Les couches de la bourgeoisie technocrate et intellectuelle qui font partie de l’administration des Etats-nations européens constituent une seconde catégorie de population qui a intérêt à l’Europe politique. Elles se rendent compte du cours irréversible de la mondialisation, et donc des difficultés qui s’opposent à la reproduction de l’Etat-nation dans ces conditions. Elles considèrent donc l’unité politique européenne comme un terrain de transfert (et de consolidation) du privilège technocratique et administratif. Ces couches sociales tremblent à l’idée de devoir se confronter à la mondialisation, elles voient se définir pour elles dans la constitution de l’Empire un destin de vassalité, elles préfèrent donc l’Europe politique. Mais là aussi, l’aspiration à l’Europe politique reste, quoiqu’il en soit, précaire: elle émerge d’une situation de subordination, quand elle n’est pas tout simplement parasitaire, en regard des lignes directrices de développement du capitalisme. Les groupes de l’intelligentsia et de l’administration dont nous parlons, entraînent toutefois avec eux dans leur européanisme perplexe de larges couches de ce qu’il est convenu d’appeler, « classes moyennes ». Mais à ce propos il est bon de souligner que, dans les sociétés actuelles, « classes moyennes » devient un concept de plus en plus indéfini et imprécis; la révolution technologique (et les conséquences sociales qui l’accompagnent) déstabilise et fait en effet éclater ces groupes sociaux désignés comme un tout sous le paradigme de « classes moyennes » ; ils se diluent souvent dans la nouvelle composition du travail dépendant (immatériel et indépendant) du régime post-fordiste. Comme Christian Marazzi l’a amplement démontré, il n’est pas cohérent de prétendre que ces groupes sociaux puissent avoir un comportement politique univoque, si – pour définir la tendance – on se base sur la matérialité de leurs intérêts actuels et non sur l’image idéologique fruste et obsolète qu’ils ont eu d’eux-mêmes.
N’y a-t-il donc aucune force sociale en Europe qui ait radicalement intérêt à la construction de l’Europe politique?
Notre réponse est: qu’il y a des forces sociales qui ont un intérêt fort et croissant à la construction de l’Europe politique. Ces forces sont celles qui constituent le prolétariat européen du post-fordisme.
Pour démontrer cette thèse il va nous falloir faire un petit détour, en abordant brièvement (infra 4) la thématique de la transformation du mode de production en liaison avec les nouvelles formes de régulation étatiques ; (infra 5) la thématique de la recomposition des luttes prolétariennes au niveau européen; (infra 6) enfin nous chercherons à comprendre quel type d’intérêt doit porter le nouveau prolétariat à la construction de l’Europe.

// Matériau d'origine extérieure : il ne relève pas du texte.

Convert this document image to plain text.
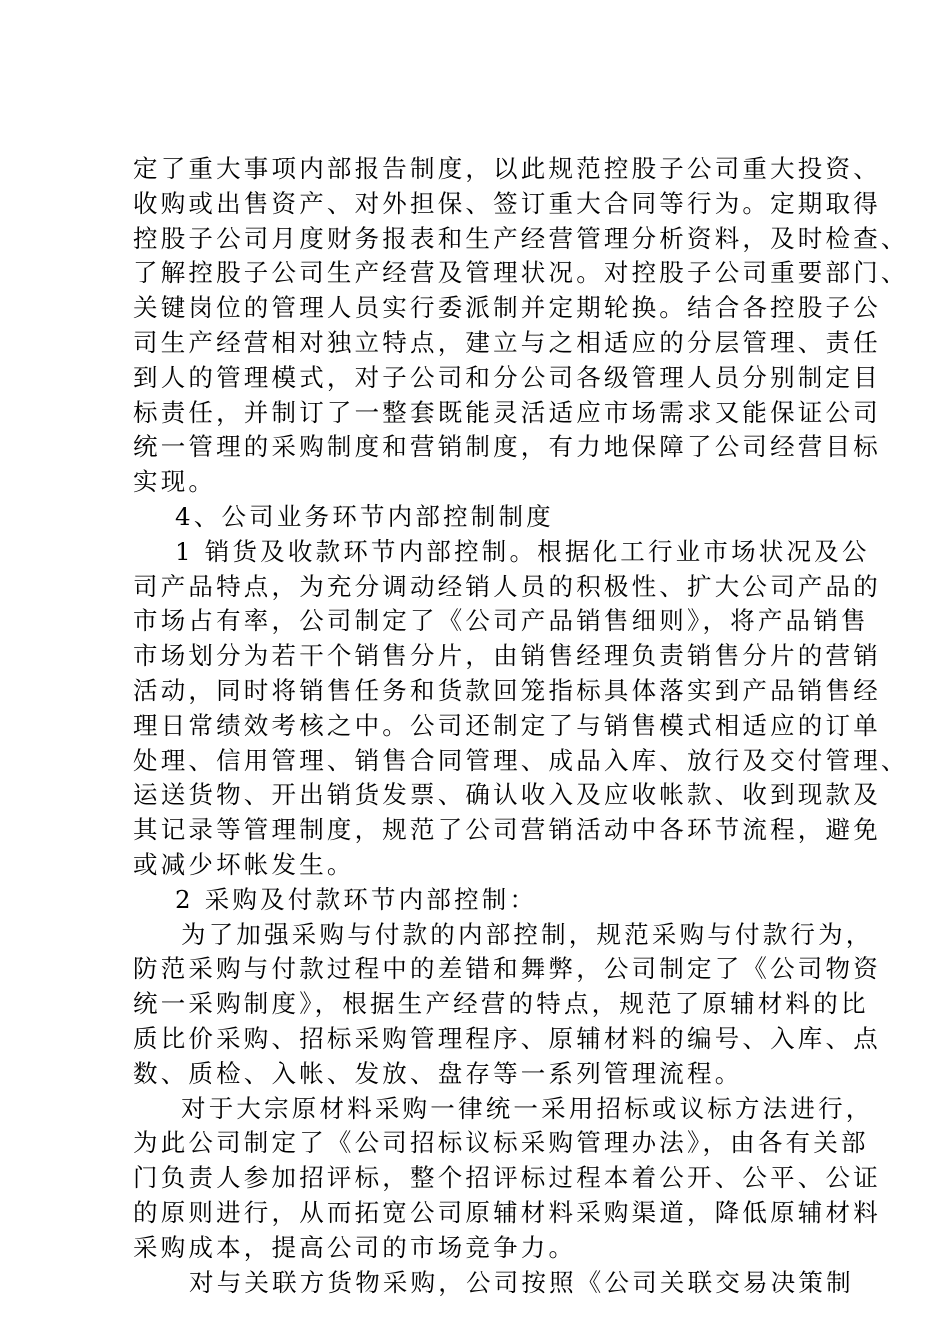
定了重大事项内部报告制度，以此规范控股子公司重大投资、
收购或出售资产、对外担保、签订重大合同等行为。定期取得
控股子公司月度财务报表和生产经营管理分析资料，及时检查、
了解控股子公司生产经营及管理状况。对控股子公司重要部门、
关键岗位的管理人员实行委派制并定期轮换。结合各控股子公
司生产经营相对独立特点，建立与之相适应的分层管理、责任
到人的管理模式，对子公司和分公司各级管理人员分别制定目
标责任，并制订了一整套既能灵活适应市场需求又能保证公司
统一管理的采购制度和营销制度，有力地保障了公司经营目标
实现。
4、公司业务环节内部控制制度
1 销货及收款环节内部控制。根据化工行业市场状况及公
司产品特点，为充分调动经销人员的积极性、扩大公司产品的
市场占有率，公司制定了《公司产品销售细则》，将产品销售
市场划分为若干个销售分片，由销售经理负责销售分片的营销
活动，同时将销售任务和货款回笼指标具体落实到产品销售经
理日常绩效考核之中。公司还制定了与销售模式相适应的订单
处理、信用管理、销售合同管理、成品入库、放行及交付管理、
运送货物、开出销货发票、确认收入及应收帐款、收到现款及
其记录等管理制度，规范了公司营销活动中各环节流程，避免
或减少坏帐发生。
2 采购及付款环节内部控制：
为了加强采购与付款的内部控制，规范采购与付款行为，
防范采购与付款过程中的差错和舞弊，公司制定了《公司物资
统一采购制度》，根据生产经营的特点，规范了原辅材料的比
质比价采购、招标采购管理程序、原辅材料的编号、入库、点
数、质检、入帐、发放、盘存等一系列管理流程。
对于大宗原材料采购一律统一采用招标或议标方法进行，
为此公司制定了《公司招标议标采购管理办法》，由各有关部
门负责人参加招评标，整个招评标过程本着公开、公平、公证
的原则进行，从而拓宽公司原辅材料采购渠道，降低原辅材料
采购成本，提高公司的市场竞争力。
对与关联方货物采购，公司按照《公司关联交易决策制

La forme de l’Etat (c’est à dire de l’organisation du pouvoir souverain) est toujours en relation étroite avec la forme de la mobilisation, de l’organisation et de la division du travail.
A l’heure actuelle le passage du fordisme au post-fordisme, qui est directement lié à l’organisation de la force de travail, implique de profondes modifications du mode de production: elles ne sont cependant pas telles qu’elles puissent mettre en question sa nature capitaliste. Au contraire, ces modifications intensifient la nature capitaliste du mode de production. Nous nous trouvons au sein d’un processus de restructuration qui allonge démesurément la durée de la journée de travail et élargit au-delà de toute limite le champ de l’exploitation. La subsumption de la force de travail globale dans le mode de production capitalistique est tout à la fois intensive et extensive: intensive parce qu’elle transforme toute la journée vécue en journée de travail en mobilisant la force de travail sur toute sa durée; extensive parce qu’elle s’étend à toutes les composantes de la société y compris les moindres interstices et intègre dans le cycle de production le plus petit segment de la surface de la planète. On a pu parler à juste titre, pour définir la transformation actuelle du mode de production capitalistique, d’une nouvelle phase d’« accumulation primitive » à l’échelle mondiale (Gomez).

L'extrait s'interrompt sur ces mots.